Every Week I Design Our Bulletin Covers
I have a subscription to a church clipart website, but I can’t stand to use their generic bulletin covers. They look fine, but they don’t feel fine. They don’t connect to my messages or the hearts of our congregation. The covers simply occupy space.
Other churches have a design person on staff. Here, I am that person. I take some time to find an image and caption that fits with my message and put them on the cover. It’s not a burden. Really, it’s a chance for me to do something creative and create something I think is beautiful. I don’t get many comments about the bulletin covers, but I don’t do it for the comments.
I do hope they enjoy them, though.
All through December, I’m preaching on “The Birth of the King.” It’s a Christmas series from the Gospel of Mark, focusing far more on the cross than the cradle. I know in my heart, “the sweet baby in the manger is the mangled man on the cross,” but putting it together in an image this week proved to be difficult and disturbing.
The image I was working with was an idyllic manger picture of a baby surrounded by white blankets and hay.
But the text, on the other hand . . .
The text was one of Jesus’ three predictions of his death from the Gospel of Mark. It’s an honest and painful explanation of what lay ahead as he prepared to enter Jerusalem.
Taking the twelve again, he began to tell them what was to happen to him, saying, “See, we are going up to Jerusalem, and the Son of Man will be delivered over to the chief priests and the scribes, and they will condemn him to death and deliver him over to the Gentiles. And they will mock him and spit on him, and flog him and kill him. And after three days he will rise.”
– Mark 10:32-34
I didn’t want to see it
I didn’t want to see the image of that baby boy next to a passage where that man talks about his soon-coming suffering and death. The juxtaposition of the image on the screen and the image in my mind was too much for me to take. How on earth can we celebrate a birth knowing it leads to such a horrible death?

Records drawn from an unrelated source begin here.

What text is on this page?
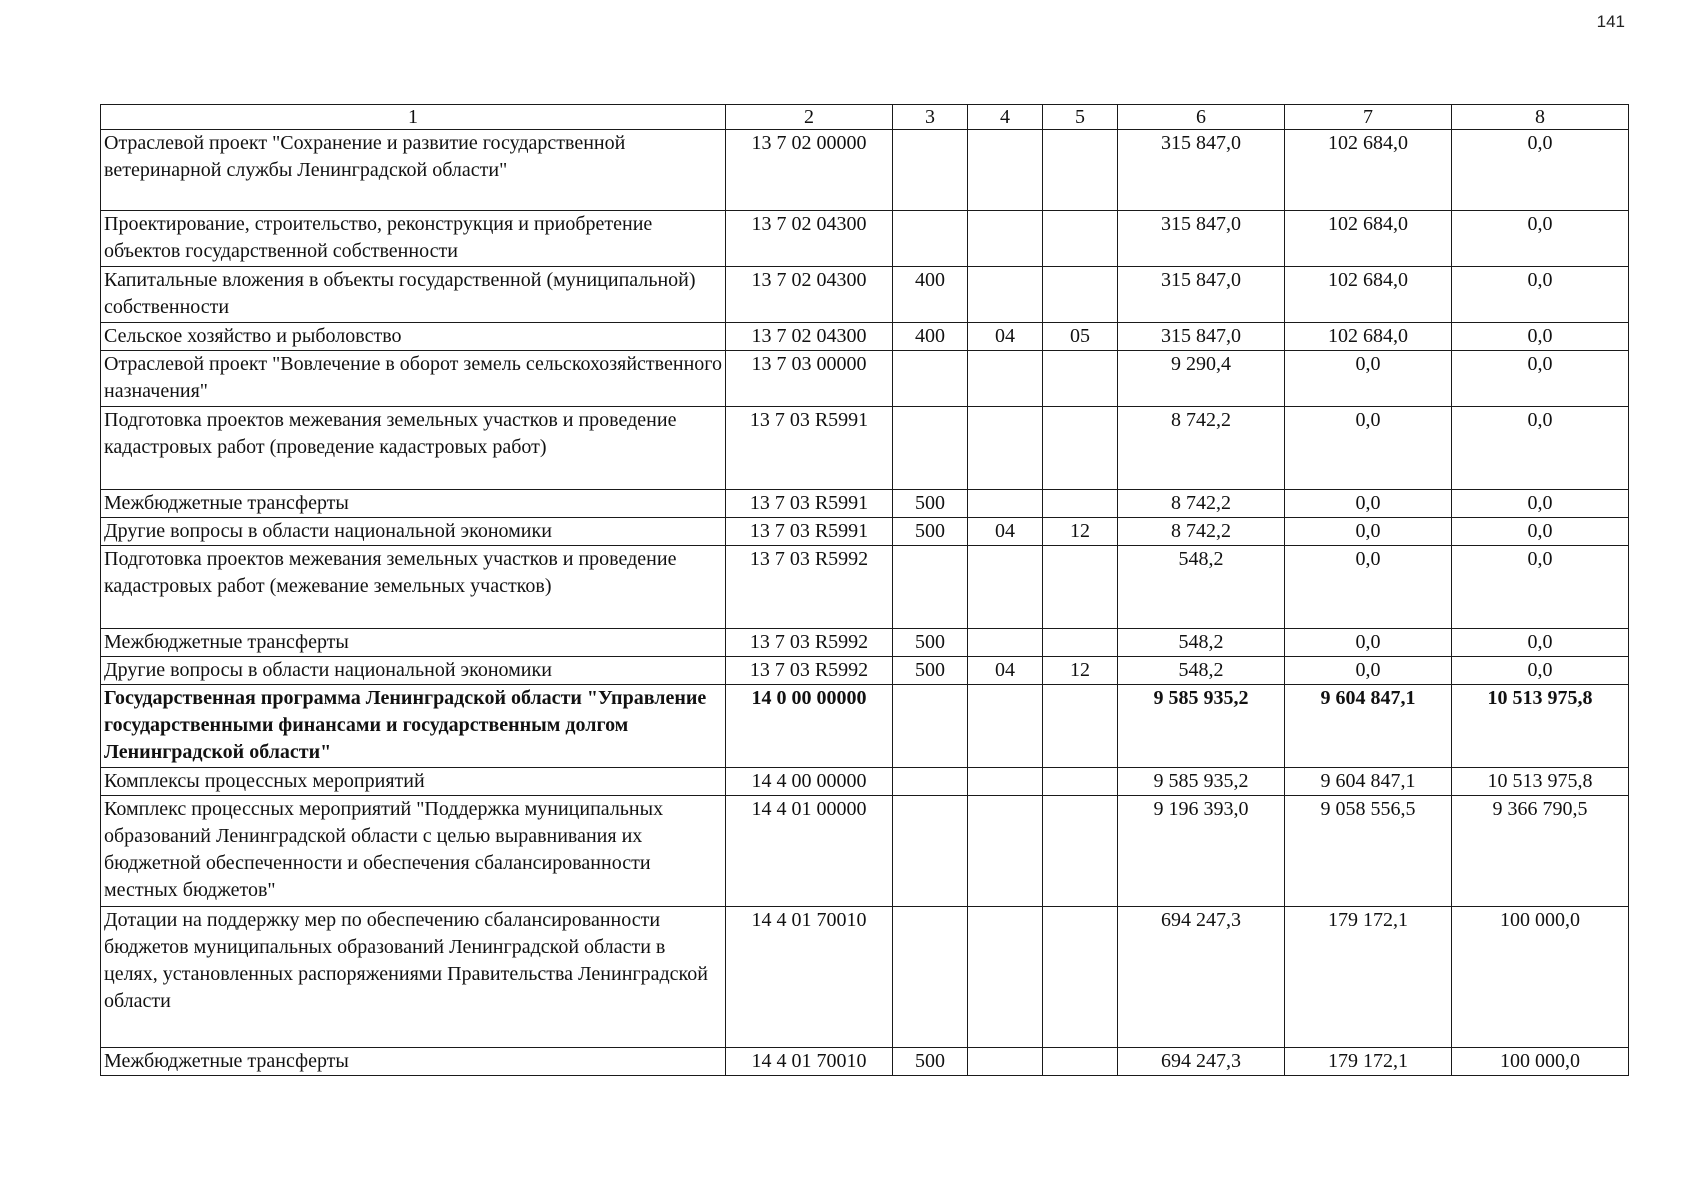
141
1	2	3	4	5	6	7	8
Отраслевой проект "Сохранение и развитие государственной ветеринарной службы Ленинградской области"	13 7 02 00000				315 847,0	102 684,0	0,0
Проектирование, строительство, реконструкция и приобретение объектов государственной собственности	13 7 02 04300				315 847,0	102 684,0	0,0
Капитальные вложения в объекты государственной (муниципальной) собственности	13 7 02 04300	400			315 847,0	102 684,0	0,0
Сельское хозяйство и рыболовство	13 7 02 04300	400	04	05	315 847,0	102 684,0	0,0
Отраслевой проект "Вовлечение в оборот земель сельскохозяйственного назначения"	13 7 03 00000				9 290,4	0,0	0,0
Подготовка проектов межевания земельных участков и проведение кадастровых работ (проведение кадастровых работ)	13 7 03 R5991				8 742,2	0,0	0,0
Межбюджетные трансферты	13 7 03 R5991	500			8 742,2	0,0	0,0
Другие вопросы в области национальной экономики	13 7 03 R5991	500	04	12	8 742,2	0,0	0,0
Подготовка проектов межевания земельных участков и проведение кадастровых работ (межевание земельных участков)	13 7 03 R5992				548,2	0,0	0,0
Межбюджетные трансферты	13 7 03 R5992	500			548,2	0,0	0,0
Другие вопросы в области национальной экономики	13 7 03 R5992	500	04	12	548,2	0,0	0,0
Государственная программа Ленинградской области "Управление государственными финансами и государственным долгом Ленинградской области"	14 0 00 00000				9 585 935,2	9 604 847,1	10 513 975,8
Комплексы процессных мероприятий	14 4 00 00000				9 585 935,2	9 604 847,1	10 513 975,8
Комплекс процессных мероприятий "Поддержка муниципальных образований Ленинградской области с целью выравнивания их бюджетной обеспеченности и обеспечения сбалансированности местных бюджетов"	14 4 01 00000				9 196 393,0	9 058 556,5	9 366 790,5
Дотации на поддержку мер по обеспечению сбалансированности бюджетов муниципальных образований Ленинградской области в целях, установленных распоряжениями Правительства Ленинградской области	14 4 01 70010				694 247,3	179 172,1	100 000,0
Межбюджетные трансферты	14 4 01 70010	500			694 247,3	179 172,1	100 000,0
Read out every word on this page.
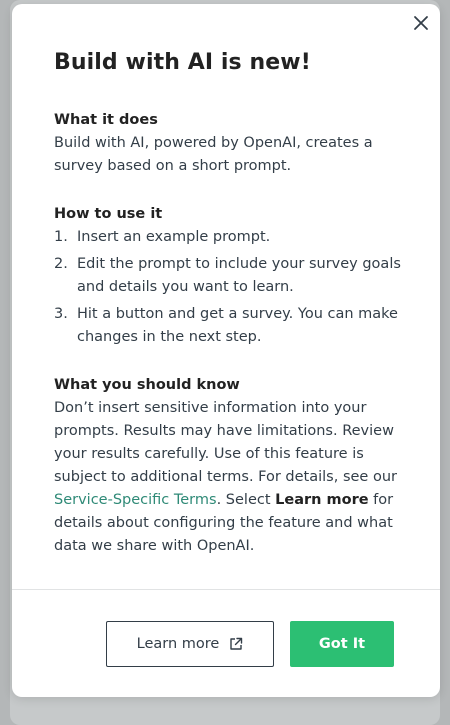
Build with AI is new!
What it does

Build with AI, powered by OpenAI, creates a survey based on a short prompt.

How to use it
1. Insert an example prompt.
2. Edit the prompt to include your survey goals and details you want to learn.
3. Hit a button and get a survey. You can make changes in the next step.
What you should know

Don’t insert sensitive information into your prompts. Results may have limitations. Review your results carefully. Use of this feature is subject to additional terms. For details, see our Service-Specific Terms. Select Learn more for details about configuring the feature and what data we share with OpenAI.

Learn more	Got It
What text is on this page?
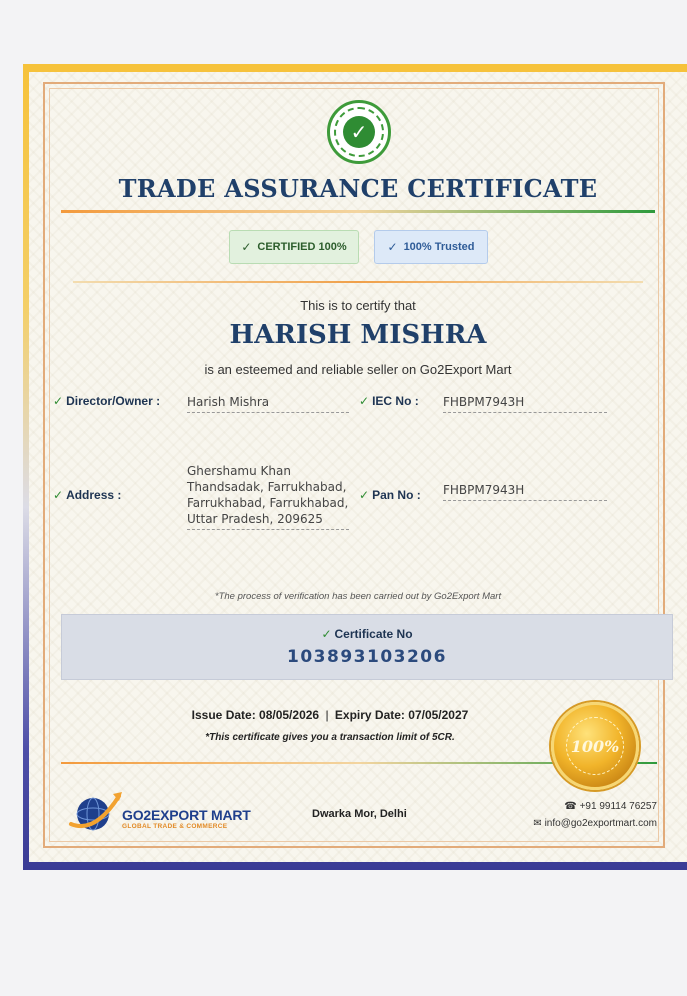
✓
TRADE ASSURANCE CERTIFICATE
✓ CERTIFIED 100%	✓ 100% Trusted
This is to certify that
HARISH MISHRA
is an esteemed and reliable seller on Go2Export Mart
✓ Director/Owner : Harish Mishra	✓ IEC No : FHBPM7943H
✓ Address :
Ghershamu Khan
Thandsadak, Farrukhabad,
Farrukhabad, Farrukhabad,
Uttar Pradesh, 209625
✓ Pan No : FHBPM7943H
*The process of verification has been carried out by Go2Export Mart
✓ Certificate No
103893103206
Issue Date: 08/05/2026 | Expiry Date: 07/05/2027
*This certificate gives you a transaction limit of 5CR.	100%
GO2EXPORT MART
GLOBAL TRADE & COMMERCE
Dwarka Mor, Delhi
☎ +91 99114 76257
✉ info@go2exportmart.com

And yet, every Sunday, we do celebrate. We began the service that Sunday with some Christmas songs, but they led us to a table where we spoke of a broken body and spilled blood. The cradle and the cross are both parts of Jesus’ crown.
What I finally arrived at was a cover that I could live with. I loved the dual undertones of the word “delivered.” From Mary in the stable to Jesus in the garden, both uses carry connotations that connect and impact in powerful ways.
We sing the song “Ring the Bells” every Christmas at our church. Within the lyrics is the line, “Born to die that man might live.” If Jesus was born to die then that long trip with his disciples through Mark 8, 9, and 10 shows that he was living to die.
Does anyone notice the bulletin covers?
A few weeks ago, I did a funeral service for one of our saints. I was given his Bible to rummage through and find verses he had highlighted and notes he had made. It was humbling to find a few very old bulletins, with notes on the covers. I want to think the images reinforce the messages I preach. I know they did for that man, and I know they often do for me.